Les problèmes liés à la transition démocratique peuvent se révéler, par contre, plus problématiques. Le pays manque, en effet, une tradition électorale et les institutions chaotiques, léguées, après 42 ans de dictature, ne peuvent l’aider à une réorganisation rapide de sa vie politique. Certains analystes, occidentaux, évoquent le faible engagement civique de la population et soulignent son peu d’empressement à reconstruire un nouveau système politique, avec la formation de deux partis, seulement, en ces six derniers mois. La présence des islamistes au sein de la rébellion est, également jugée peu rassurante. Ils appellent à utiliser la carotte de leur assistance logistique de l’après-guerre, pour amener les libyens à se rapprocher de l’occident et ses thèses libérales.

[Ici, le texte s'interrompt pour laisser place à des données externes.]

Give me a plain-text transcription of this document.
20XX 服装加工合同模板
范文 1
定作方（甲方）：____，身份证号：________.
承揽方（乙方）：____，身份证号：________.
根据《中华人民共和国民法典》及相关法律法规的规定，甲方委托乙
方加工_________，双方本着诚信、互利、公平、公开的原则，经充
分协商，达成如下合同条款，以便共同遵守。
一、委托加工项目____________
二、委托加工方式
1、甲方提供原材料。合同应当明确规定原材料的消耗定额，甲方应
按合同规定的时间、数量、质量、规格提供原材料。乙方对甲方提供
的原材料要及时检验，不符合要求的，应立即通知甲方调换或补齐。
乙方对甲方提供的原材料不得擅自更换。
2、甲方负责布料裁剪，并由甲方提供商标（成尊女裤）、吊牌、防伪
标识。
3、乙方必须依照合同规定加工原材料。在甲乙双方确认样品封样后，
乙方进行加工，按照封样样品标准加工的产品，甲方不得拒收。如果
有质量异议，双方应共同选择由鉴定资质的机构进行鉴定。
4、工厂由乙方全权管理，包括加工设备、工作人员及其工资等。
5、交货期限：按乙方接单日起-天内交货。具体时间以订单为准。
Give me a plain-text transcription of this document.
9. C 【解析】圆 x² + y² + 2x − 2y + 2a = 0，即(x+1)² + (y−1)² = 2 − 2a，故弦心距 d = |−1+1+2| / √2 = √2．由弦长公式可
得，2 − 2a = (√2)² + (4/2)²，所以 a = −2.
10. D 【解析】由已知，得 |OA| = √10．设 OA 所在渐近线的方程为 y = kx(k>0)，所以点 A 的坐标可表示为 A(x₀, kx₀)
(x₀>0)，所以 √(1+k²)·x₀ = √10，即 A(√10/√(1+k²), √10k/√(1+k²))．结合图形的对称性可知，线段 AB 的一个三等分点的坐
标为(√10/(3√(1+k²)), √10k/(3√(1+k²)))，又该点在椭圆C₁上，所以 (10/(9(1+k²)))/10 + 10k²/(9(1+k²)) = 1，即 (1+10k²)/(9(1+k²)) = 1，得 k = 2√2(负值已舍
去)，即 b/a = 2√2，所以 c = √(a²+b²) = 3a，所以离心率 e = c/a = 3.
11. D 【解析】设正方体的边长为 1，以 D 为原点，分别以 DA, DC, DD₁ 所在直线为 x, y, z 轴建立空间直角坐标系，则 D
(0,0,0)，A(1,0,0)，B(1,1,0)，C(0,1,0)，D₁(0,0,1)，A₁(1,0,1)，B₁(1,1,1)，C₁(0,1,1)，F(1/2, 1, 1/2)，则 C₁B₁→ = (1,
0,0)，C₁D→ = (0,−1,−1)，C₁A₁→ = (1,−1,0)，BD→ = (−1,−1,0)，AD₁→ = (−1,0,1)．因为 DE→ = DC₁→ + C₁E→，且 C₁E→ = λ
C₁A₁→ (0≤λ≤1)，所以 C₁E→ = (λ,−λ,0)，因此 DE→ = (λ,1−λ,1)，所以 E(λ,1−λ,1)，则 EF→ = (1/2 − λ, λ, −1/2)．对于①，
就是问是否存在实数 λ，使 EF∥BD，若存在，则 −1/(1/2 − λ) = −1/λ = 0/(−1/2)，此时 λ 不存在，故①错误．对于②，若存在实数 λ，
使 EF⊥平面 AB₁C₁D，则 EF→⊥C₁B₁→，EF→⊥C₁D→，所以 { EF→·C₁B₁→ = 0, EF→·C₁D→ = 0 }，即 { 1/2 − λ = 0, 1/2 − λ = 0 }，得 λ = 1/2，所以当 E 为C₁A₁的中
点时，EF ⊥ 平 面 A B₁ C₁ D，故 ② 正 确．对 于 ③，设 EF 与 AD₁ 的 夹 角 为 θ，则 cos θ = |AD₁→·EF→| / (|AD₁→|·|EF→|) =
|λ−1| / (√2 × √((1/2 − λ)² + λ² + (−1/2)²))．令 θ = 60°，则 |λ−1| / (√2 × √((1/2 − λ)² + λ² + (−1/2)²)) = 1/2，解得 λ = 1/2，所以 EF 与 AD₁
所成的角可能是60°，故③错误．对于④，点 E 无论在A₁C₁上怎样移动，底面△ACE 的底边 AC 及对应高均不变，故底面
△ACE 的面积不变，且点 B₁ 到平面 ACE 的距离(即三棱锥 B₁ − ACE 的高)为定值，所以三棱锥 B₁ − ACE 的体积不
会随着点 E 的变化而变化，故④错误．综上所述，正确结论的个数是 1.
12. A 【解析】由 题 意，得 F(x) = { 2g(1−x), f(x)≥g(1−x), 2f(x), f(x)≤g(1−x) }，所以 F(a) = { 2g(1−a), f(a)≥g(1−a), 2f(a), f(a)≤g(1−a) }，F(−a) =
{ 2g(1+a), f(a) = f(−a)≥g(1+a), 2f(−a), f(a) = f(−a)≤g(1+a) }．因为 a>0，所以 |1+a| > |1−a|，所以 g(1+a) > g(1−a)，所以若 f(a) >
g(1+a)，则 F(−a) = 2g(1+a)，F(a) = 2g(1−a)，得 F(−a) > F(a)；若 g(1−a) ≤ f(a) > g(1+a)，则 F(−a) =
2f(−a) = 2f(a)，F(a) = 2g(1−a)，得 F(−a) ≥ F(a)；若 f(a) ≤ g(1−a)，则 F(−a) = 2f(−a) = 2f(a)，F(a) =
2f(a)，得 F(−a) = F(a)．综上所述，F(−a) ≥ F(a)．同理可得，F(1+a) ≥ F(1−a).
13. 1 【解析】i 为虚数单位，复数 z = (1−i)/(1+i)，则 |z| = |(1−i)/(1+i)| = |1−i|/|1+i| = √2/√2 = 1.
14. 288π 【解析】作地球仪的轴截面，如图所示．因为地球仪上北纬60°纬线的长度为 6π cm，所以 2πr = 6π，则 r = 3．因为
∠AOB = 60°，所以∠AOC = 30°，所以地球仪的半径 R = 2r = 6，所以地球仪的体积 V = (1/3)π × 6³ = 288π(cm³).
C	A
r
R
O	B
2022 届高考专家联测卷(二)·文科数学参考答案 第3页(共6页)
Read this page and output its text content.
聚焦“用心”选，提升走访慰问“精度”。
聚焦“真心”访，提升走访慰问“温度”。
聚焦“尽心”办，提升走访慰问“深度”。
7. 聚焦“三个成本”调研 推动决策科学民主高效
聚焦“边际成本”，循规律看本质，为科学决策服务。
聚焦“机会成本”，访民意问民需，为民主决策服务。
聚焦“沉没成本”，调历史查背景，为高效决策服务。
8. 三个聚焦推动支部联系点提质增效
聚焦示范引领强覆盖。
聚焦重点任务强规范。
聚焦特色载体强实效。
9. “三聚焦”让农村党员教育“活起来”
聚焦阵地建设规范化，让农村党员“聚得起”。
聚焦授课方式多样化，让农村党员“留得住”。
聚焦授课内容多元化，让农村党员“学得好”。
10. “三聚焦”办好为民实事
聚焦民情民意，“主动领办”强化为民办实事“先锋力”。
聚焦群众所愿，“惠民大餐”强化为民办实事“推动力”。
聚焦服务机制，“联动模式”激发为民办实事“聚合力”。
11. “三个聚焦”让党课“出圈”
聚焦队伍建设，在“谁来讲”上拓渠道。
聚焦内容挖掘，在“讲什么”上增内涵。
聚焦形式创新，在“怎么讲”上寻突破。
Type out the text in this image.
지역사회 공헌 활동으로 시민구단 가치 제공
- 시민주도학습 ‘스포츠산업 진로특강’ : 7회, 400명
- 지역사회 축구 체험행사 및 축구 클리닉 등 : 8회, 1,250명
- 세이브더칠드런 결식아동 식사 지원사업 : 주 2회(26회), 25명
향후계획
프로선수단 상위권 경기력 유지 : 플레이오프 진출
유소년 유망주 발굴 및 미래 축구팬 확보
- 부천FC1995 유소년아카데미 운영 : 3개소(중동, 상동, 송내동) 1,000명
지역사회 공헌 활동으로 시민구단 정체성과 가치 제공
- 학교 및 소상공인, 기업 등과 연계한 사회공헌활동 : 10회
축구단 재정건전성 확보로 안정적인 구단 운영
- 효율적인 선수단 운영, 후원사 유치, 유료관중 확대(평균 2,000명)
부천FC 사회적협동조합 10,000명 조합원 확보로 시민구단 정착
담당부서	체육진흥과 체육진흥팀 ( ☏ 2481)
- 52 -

Toutes ces appréhensions sont, peut-être, exagérées. La rébellion libyenne a fait preuve, jusqu’à maintenant, d’une maturité remarquable. Elle a su, rapidement, s’organiser et obtenir la confiance des pays de l’Otan et des principales organisations internationales. Elle a géré la crise de l’assassinat, dans des conditions mystérieuses, du général Abdelfattah Younes, avec beaucoup de fermeté et de célérité, évitant ses répercussions néfastes sur sa cohésion. Elle compte dans ses rangs de nombreux jeunes, nationalistes, d’un bon niveau d’éducation et acquis aux principes de la liberté et de la démocratie. Aucun mouvement séparatiste ne s’est manifesté dans ses rangs et sa fidélité à la Libye reste forte, malgré ses appartenances tribales, disparates, mais somme toute assez fluides.
Il est encore trop tôt de juger la jeune révolution libyenne et ses chances de réussite. Beaucoup ont prédit une longue guerre fratricide, sur un fond de contrôle des richesses du pays et de ses puits de pétrole. Il n’en fût rien et l’issue semble, pour le moment, heureuse. Le soulèvement du peuple libyen est l’expression de ses aspirations légitimes à la liberté et à la justice. Pour sa réussite, sa révolution doit pouvoir assurer à la population, dans les brefs délais, un bien-être économique et social qui couperont court à toute récupération du pouvoir par de nouveaux autocrates – dont le dernier en date, vient de coûter au pays, pour sa destitution, près de 40.000 victimes, des deux camps, et d’énormes pertes matérielles, selon les dernières estimations –. Un tel objectif n’est pas impossible à réaliser, moyennant une bonne gouvernance, dans un pays de 6,5 millions, seulement, d’habitants et dont le fonds d’investissement souverain s’élève à 70 billions de dollars.